If there’s one book I could read over and over again, it’s The Great Gatsby by F. Scott Fitzgerald.
It’s not just the story that pulls me in—it’s the rhythm of the words, the melancholy beauty of the characters, and the subtle heartbreak woven into every glittering scene. Every time I return to it, I discover something new. A line I skimmed over before now stops me in my tracks. A character I once pitied suddenly feels sharper, more flawed, more real.

Set against the backdrop of the roaring 1920s, The Great Gatsby captures more than a moment in time. It speaks to ambition, illusion, love, loss, and the ever-elusive nature of the American Dream.
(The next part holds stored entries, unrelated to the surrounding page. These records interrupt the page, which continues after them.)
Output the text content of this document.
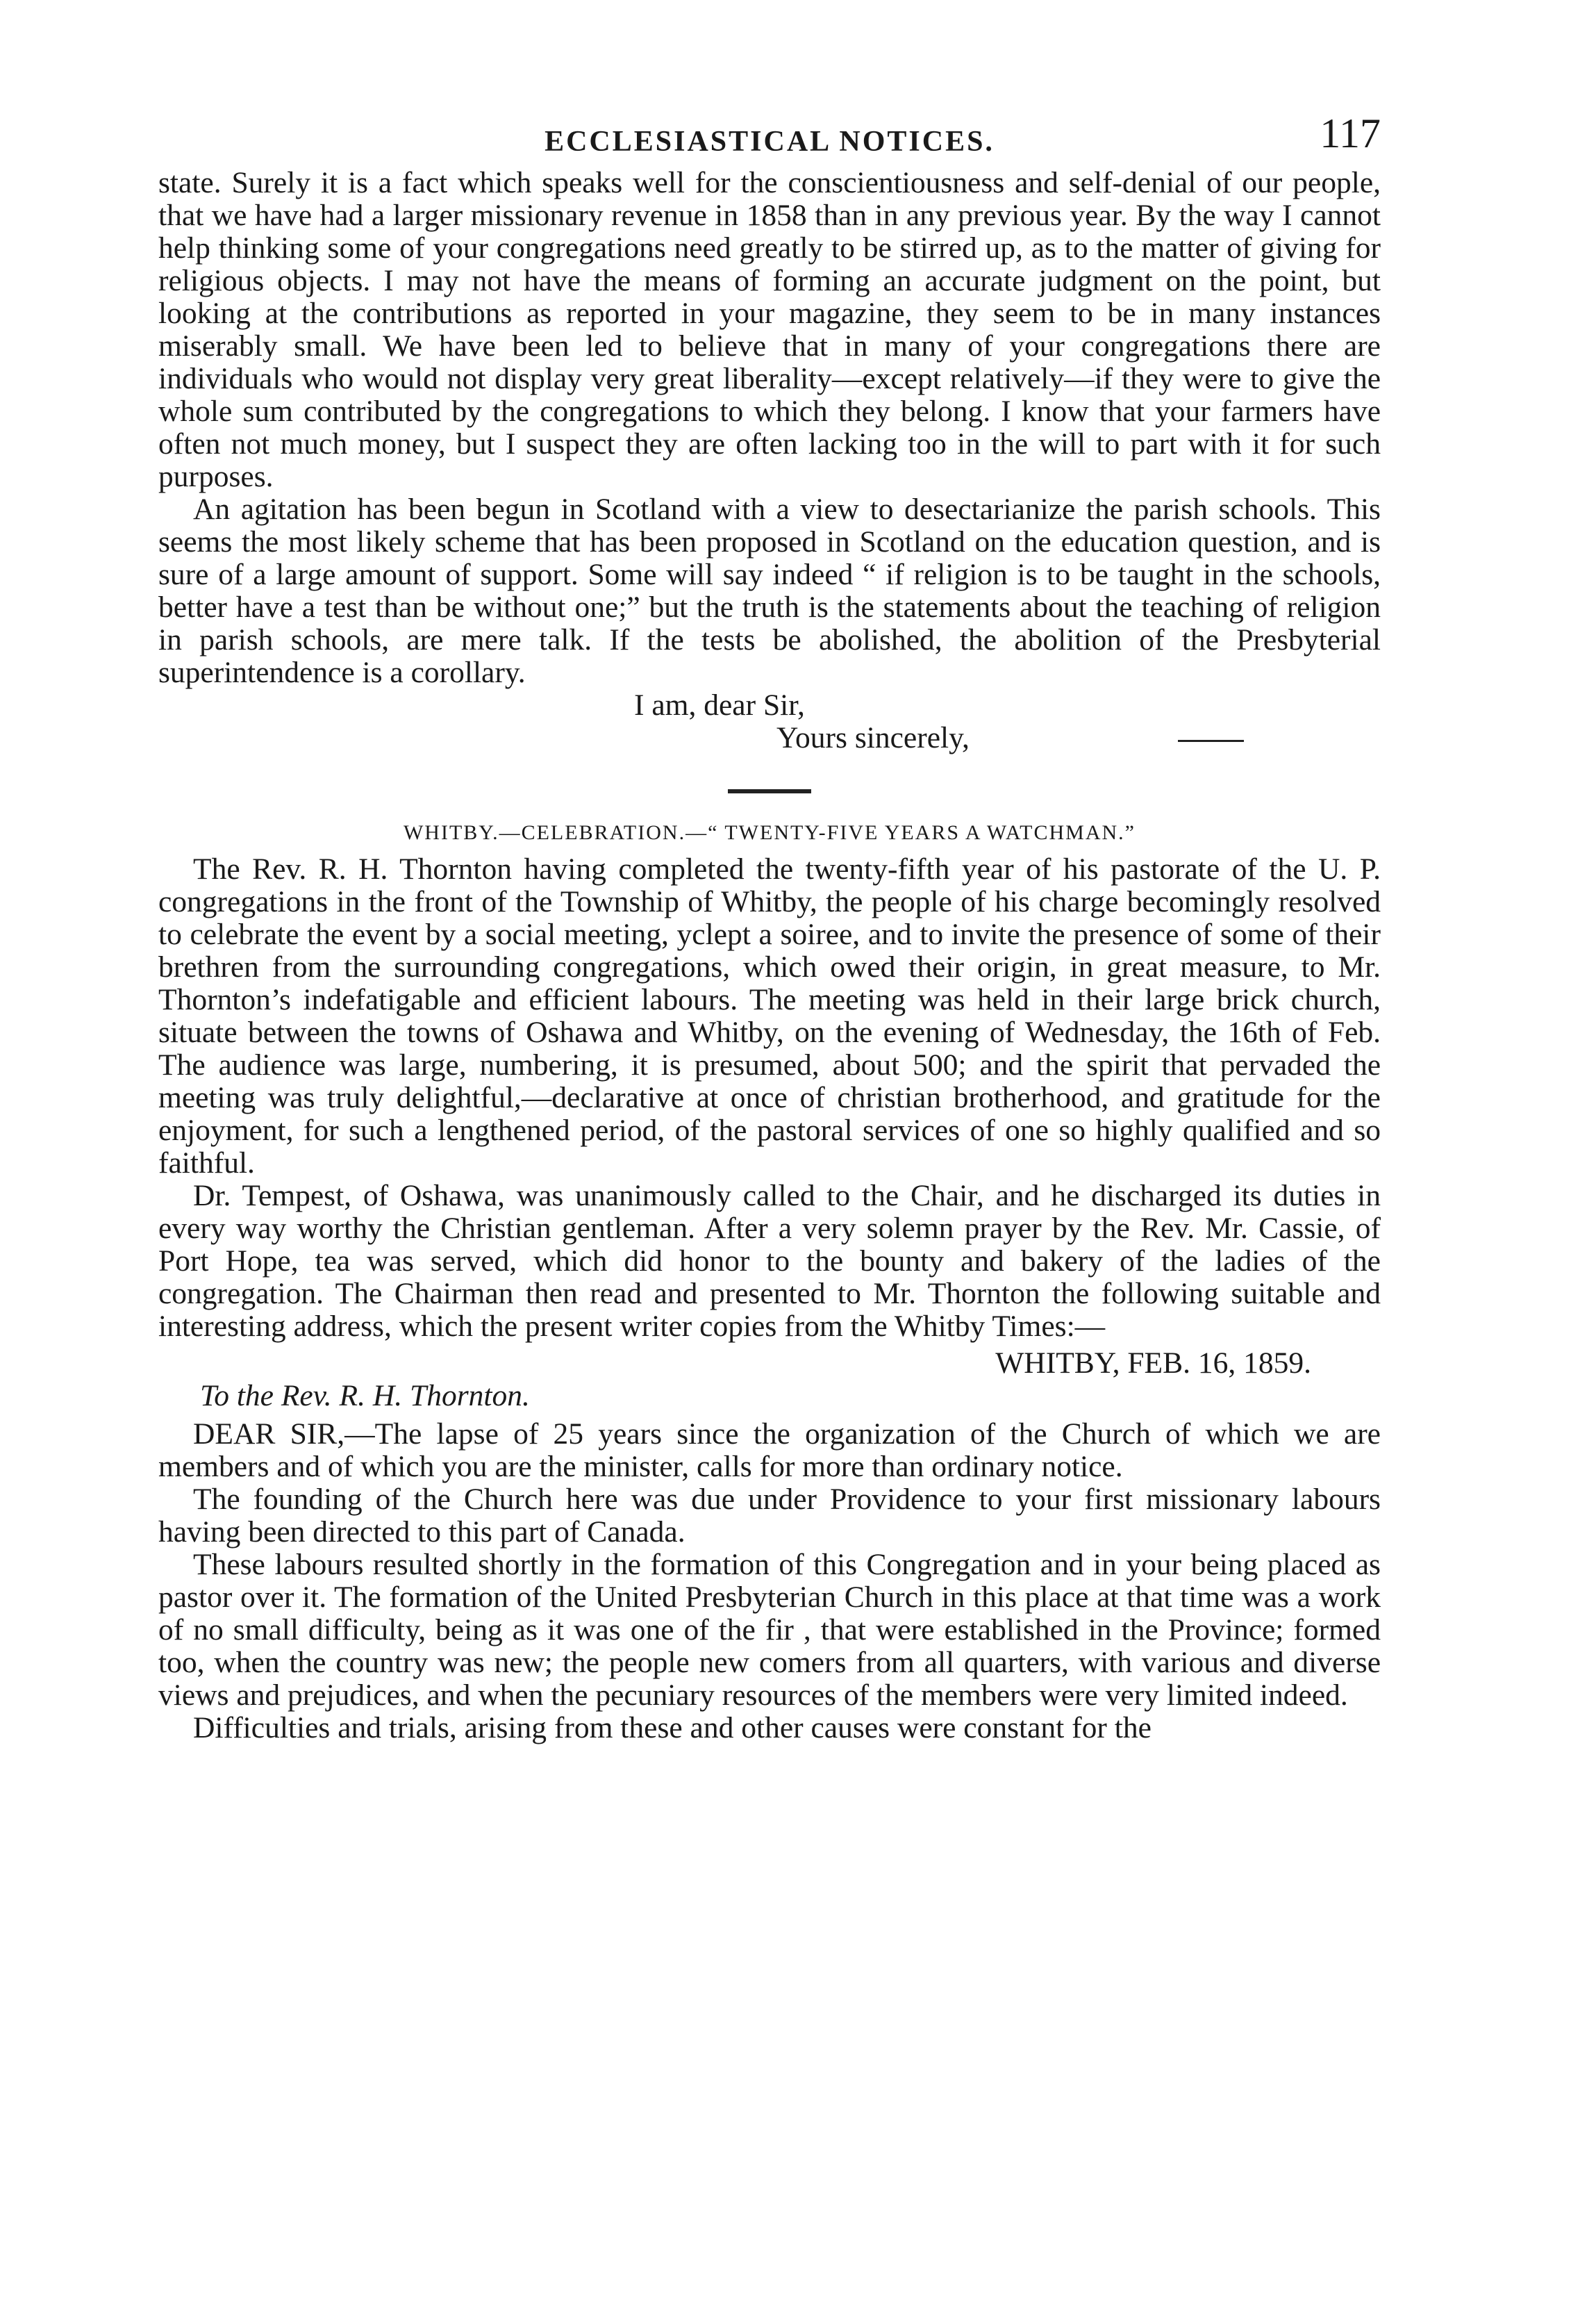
ECCLESIASTICAL NOTICES.	117

state. Surely it is a fact which speaks well for the conscientiousness and self-denial of our people, that we have had a larger missionary revenue in 1858 than in any previous year. By the way I cannot help thinking some of your congregations need greatly to be stirred up, as to the matter of giving for religious objects. I may not have the means of forming an accurate judgment on the point, but looking at the contributions as reported in your magazine, they seem to be in many instances miserably small. We have been led to believe that in many of your congregations there are individuals who would not display very great liberality—except relatively—if they were to give the whole sum contributed by the congregations to which they belong. I know that your farmers have often not much money, but I suspect they are often lacking too in the will to part with it for such purposes.

An agitation has been begun in Scotland with a view to desectarianize the parish schools. This seems the most likely scheme that has been proposed in Scotland on the education question, and is sure of a large amount of support. Some will say indeed “ if religion is to be taught in the schools, better have a test than be without one;” but the truth is the statements about the teaching of religion in parish schools, are mere talk. If the tests be abolished, the abolition of the Presbyterial superintendence is a corollary.

I am, dear Sir,

Yours sincerely,

WHITBY.—CELEBRATION.—“ TWENTY-FIVE YEARS A WATCHMAN.”

The Rev. R. H. Thornton having completed the twenty-fifth year of his pastorate of the U. P. congregations in the front of the Township of Whitby, the people of his charge becomingly resolved to celebrate the event by a social meeting, yclept a soiree, and to invite the presence of some of their brethren from the surrounding congregations, which owed their origin, in great measure, to Mr. Thornton’s indefatigable and efficient labours. The meeting was held in their large brick church, situate between the towns of Oshawa and Whitby, on the evening of Wednesday, the 16th of Feb. The audience was large, numbering, it is presumed, about 500; and the spirit that pervaded the meeting was truly delightful,—declarative at once of christian brotherhood, and gratitude for the enjoyment, for such a lengthened period, of the pastoral services of one so highly qualified and so faithful.

Dr. Tempest, of Oshawa, was unanimously called to the Chair, and he discharged its duties in every way worthy the Christian gentleman. After a very solemn prayer by the Rev. Mr. Cassie, of Port Hope, tea was served, which did honor to the bounty and bakery of the ladies of the congregation. The Chairman then read and presented to Mr. Thornton the following suitable and interesting address, which the present writer copies from the Whitby Times:—

WHITBY, FEB. 16, 1859.

To the Rev. R. H. Thornton.

DEAR SIR,—The lapse of 25 years since the organization of the Church of which we are members and of which you are the minister, calls for more than ordinary notice.

The founding of the Church here was due under Providence to your first missionary labours having been directed to this part of Canada.

These labours resulted shortly in the formation of this Congregation and in your being placed as pastor over it. The formation of the United Presbyterian Church in this place at that time was a work of no small difficulty, being as it was one of the fir , that were established in the Province; formed too, when the country was new; the people new comers from all quarters, with various and diverse views and prejudices, and when the pecuniary resources of the members were very limited indeed.

Difficulties and trials, arising from these and other causes were constant for the
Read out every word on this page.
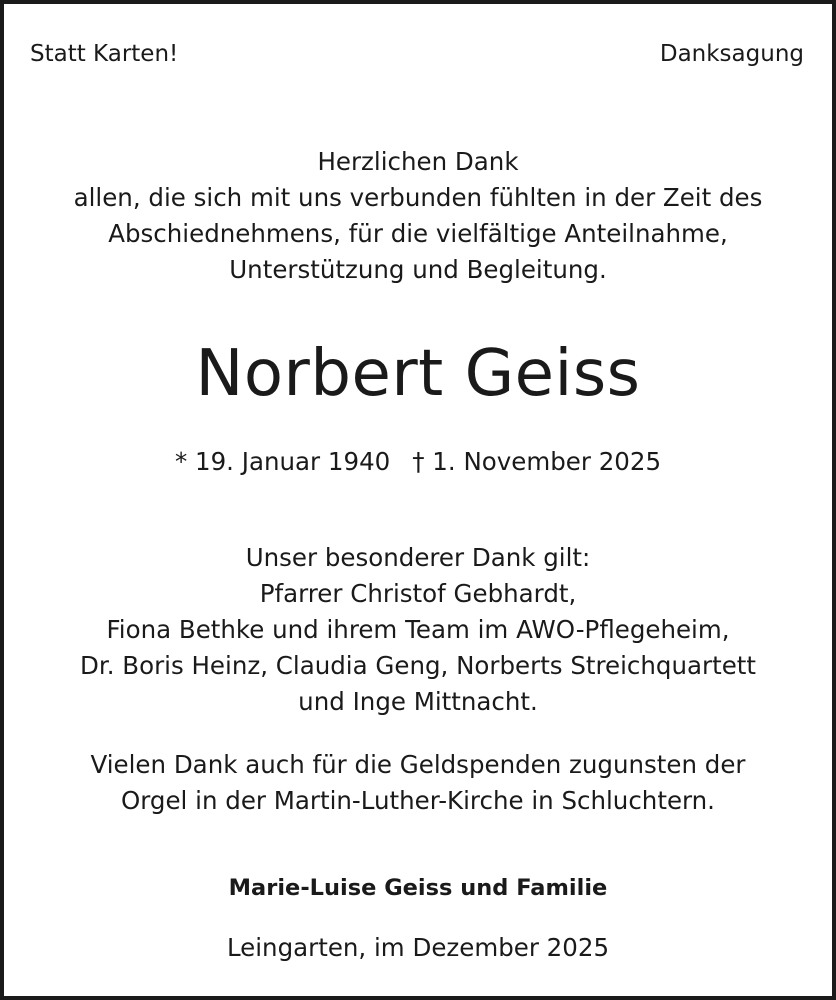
Statt Karten!	Danksagung
Herzlichen Dank
allen, die sich mit uns verbunden fühlten in der Zeit des
Abschiednehmens, für die vielfältige Anteilnahme,
Unterstützung und Begleitung.
Norbert Geiss
* 19. Januar 1940 † 1. November 2025
Unser besonderer Dank gilt:
Pfarrer Christof Gebhardt,
Fiona Bethke und ihrem Team im AWO-Pflegeheim,
Dr. Boris Heinz, Claudia Geng, Norberts Streichquartett
und Inge Mittnacht.
Vielen Dank auch für die Geldspenden zugunsten der
Orgel in der Martin-Luther-Kirche in Schluchtern.
Marie-Luise Geiss und Familie
Leingarten, im Dezember 2025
Gatsby’s unrelenting hope, that green light across the bay, has become one of the most enduring symbols in literature.
The beauty of this book is that it’s short but layered. You can finish it in a day, but the themes linger in your mind for weeks. And the language—Fitzgerald’s prose—is so precise, so musical, that you don’t just read it; you feel it.

I’ve read it in high school for class, as an adult for pleasure, and during quiet nights when I just wanted something familiar yet profound. Each time, I come back changed—and Gatsby meets me where I am.
For me, The Great Gatsby isn’t just a story about wealth, longing, and tragedy. It’s a reminder of how powerful literature can be, how a single novel can stay relevant, resonant, and heartbreaking no matter how many times you revisit it.